October 06, 2014
When searching for the ideal home loan, borrowers often get caught up looking for a mortgage with the cheapest rate.
While rate will no doubt play an important role in their final decision, it is just one factor at play.
Today, with rates sitting at historical lows, borrowers are guaranteed to secure a competitive rate regardless of which lender they choose to go with. As such, borrowers should take the time to look at the other factors in play – including the type of home loan, its features, and any fees that are associated with the product.
Some of the fees and features that are worth researching include:
Principal and interest versus interest only loans: Principal and interest loans require borrowers to make regular monthly or fortnightly repayments against the principal (the borrowed amount) as well as paying part of the interest accrued on the loan. In comparison, with an interest only loan you only need to repay the interest accrued during the term of the loan; therefore, repayments are lower than with a standard principal and interest loan. At the end of the interest only period - usually one to five years – the loan reverts to a principal and interest loan.
Fixed or variable rate: If you would like some certainty around repayments, you might consider fixing your mortgage. Of course, it is important to keep in mind that fixed rate mortgages are generally less flexible than variable rate home loans, so you may not be able to contribute extra payments and redraw on them or use an offset account with this type of loan. Further, if you repay your loan within the fixed rate period there may be early repayment fees or break costs. Splitting the loan amount across part fixed/part variable may be a good compromise for those seeking some stability along with flexibility.

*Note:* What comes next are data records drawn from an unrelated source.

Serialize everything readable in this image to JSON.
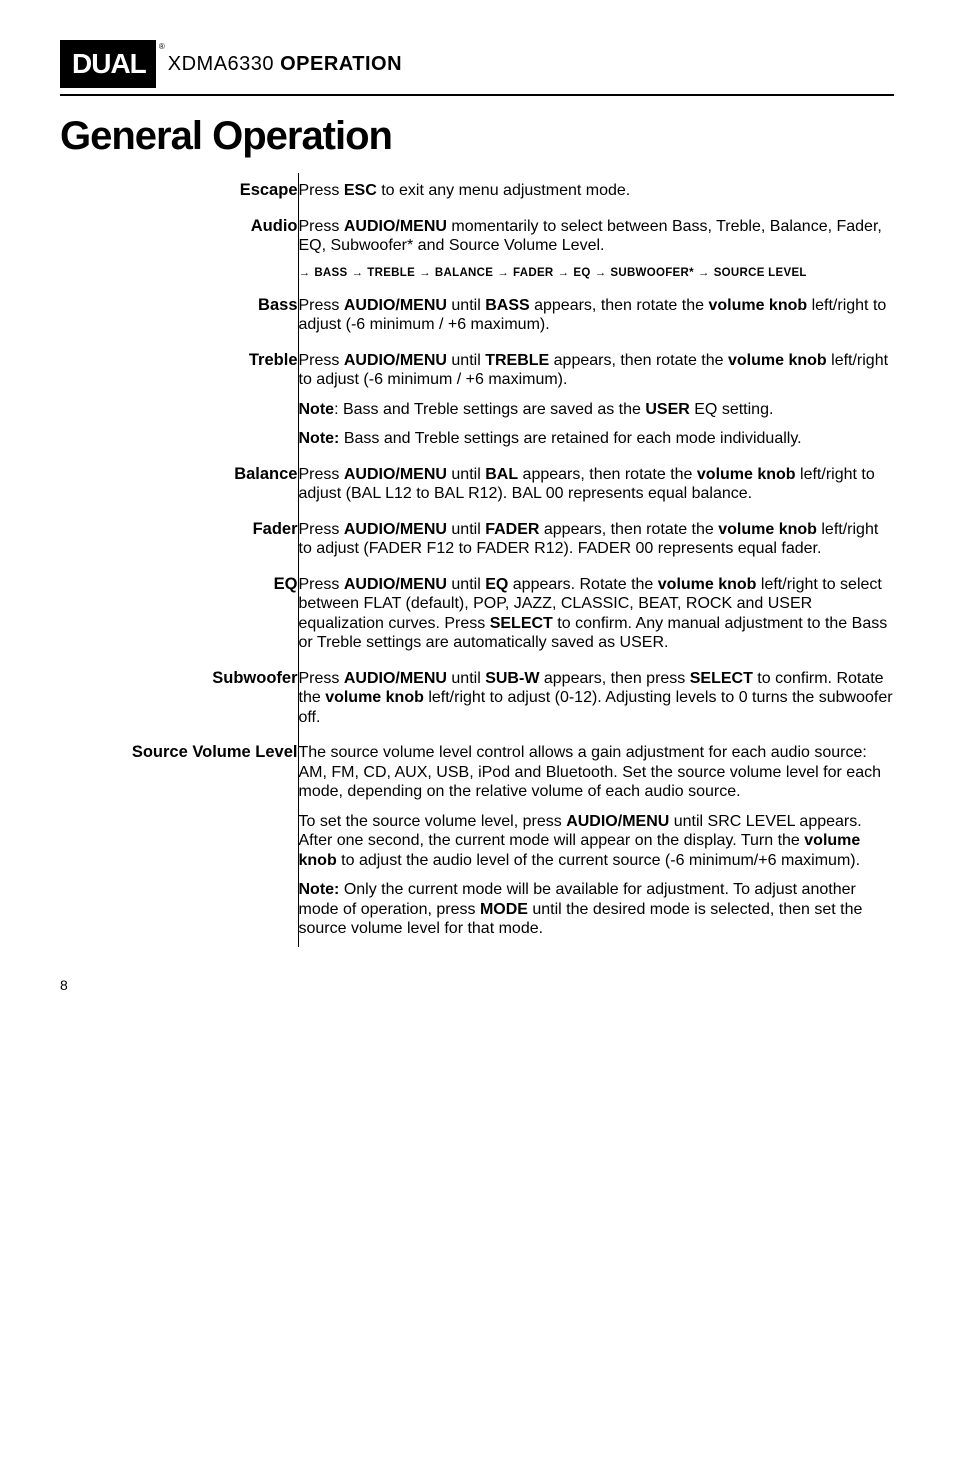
{
  "header": {
    "logo_text": "DUAL",
    "logo_reg": "®",
    "model": "XDMA6330",
    "operation_word": "OPERATION"
  },
  "main_heading": "General Operation",
  "rows": [
    {
      "label": "Escape",
      "paragraphs": [
        "Press <b>ESC</b> to exit any menu adjustment mode."
      ]
    },
    {
      "label": "Audio",
      "paragraphs": [
        "Press <b>AUDIO/MENU</b> momentarily to select between Bass, Treble, Balance, Fader, EQ, Subwoofer* and Source Volume Level."
      ],
      "flow": [
        "BASS",
        "TREBLE",
        "BALANCE",
        "FADER",
        "EQ",
        "SUBWOOFER*",
        "SOURCE LEVEL"
      ]
    },
    {
      "label": "Bass",
      "paragraphs": [
        "Press <b>AUDIO/MENU</b> until <b>BASS</b> appears, then rotate the <b>volume knob</b> left/right to adjust (-6 minimum / +6 maximum)."
      ]
    },
    {
      "label": "Treble",
      "paragraphs": [
        "Press <b>AUDIO/MENU</b> until <b>TREBLE</b> appears, then rotate the <b>volume knob</b> left/right to adjust (-6 minimum / +6 maximum).",
        "<b>Note</b>: Bass and Treble settings are saved as the <b>USER</b> EQ setting.",
        "<b>Note:</b> Bass and Treble settings are retained for each mode individually."
      ]
    },
    {
      "label": "Balance",
      "paragraphs": [
        "Press <b>AUDIO/MENU</b> until <b>BAL</b> appears, then rotate the <b>volume knob</b> left/right to adjust (BAL L12 to BAL R12). BAL 00 represents equal balance."
      ]
    },
    {
      "label": "Fader",
      "paragraphs": [
        "Press <b>AUDIO/MENU</b> until <b>FADER</b> appears, then rotate the <b>volume knob</b> left/right to adjust (FADER F12 to FADER R12). FADER 00 represents equal fader."
      ]
    },
    {
      "label": "EQ",
      "paragraphs": [
        "Press <b>AUDIO/MENU</b> until <b>EQ</b> appears. Rotate the <b>volume knob</b> left/right to select between FLAT (default), POP, JAZZ, CLASSIC, BEAT, ROCK and USER equalization curves. Press <b>SELECT</b> to confirm. Any manual adjustment to the Bass or Treble settings are automatically saved as USER."
      ]
    },
    {
      "label": "Subwoofer",
      "paragraphs": [
        "Press <b>AUDIO/MENU</b> until <b>SUB-W</b> appears, then press <b>SELECT</b> to confirm. Rotate the <b>volume knob</b> left/right to adjust (0-12).  Adjusting levels to 0 turns the subwoofer off."
      ]
    },
    {
      "label": "Source Volume Level",
      "paragraphs": [
        "The source volume level control allows a gain adjustment for each audio source: AM, FM, CD, AUX, USB, iPod and Bluetooth. Set the source volume level for each mode, depending on the relative volume of each audio source.",
        "To set the source volume level, press <b>AUDIO/MENU</b> until SRC LEVEL appears. After one second, the current mode will appear on the display. Turn the <b>volume knob</b> to adjust the audio level of the current source (-6 minimum/+6 maximum).",
        "<b>Note:</b> Only the current mode will be available for adjustment. To adjust another mode of operation, press <b>MODE</b> until the desired mode is selected, then set the source volume level for that mode."
      ]
    }
  ],
  "page_number": "8"
}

Loan redraw facility: Having a redraw facility allows income and/or extra repayments to be put into the loan account, and withdrawn when needed. Rather than earning interest, the funds drop the principal loan amount, reducing the interest owed on it. Importantly, borrowers wishing to take full advantage of this product will need to have some budgeting discipline.
Loan fees: When comparing loans, review the upfront and ongoing fees associated with that loan so that you know exactly what you can be expected to pay. Fees will vary from lender to lender, so make sure you do your due diligence and find out which lenders have the lowest fees. Fees can include loan application fees, monthly account keeping fees, redraw fees, additional repayments fees, rate lock fees and break fees.
Lenders mortgage insurance
If you borrow more than 80% of the value of your home, lenders may charge Lenders Mortgage Insurance (LMI). LMI protects your lender in the event that you default on your loan.
Choice of lender: It’s best to first shop around rather than going directly to a lender you already have a relationship with. As your local mortgage broker, I have access to an extensive range of lenders, from the big banks through to smaller credit unions, building societies and non-bank lenders. I can help you survey the various products offered by the different lenders and ultimately find you the most appropriate product for your needs.
Loan term: A loan’s term can impact your repayment amounts as well as the interest paid on the loan. For example, if you borrow $500,000 at 5% over 30 years, principal and interest repayments are $2,684 per month. Total loan costs are $966,278 and the interest component is $466,278. That same loan paid out over 25 years, sees monthly repayments $238 higher but equates to a saving of $89,393 in interest.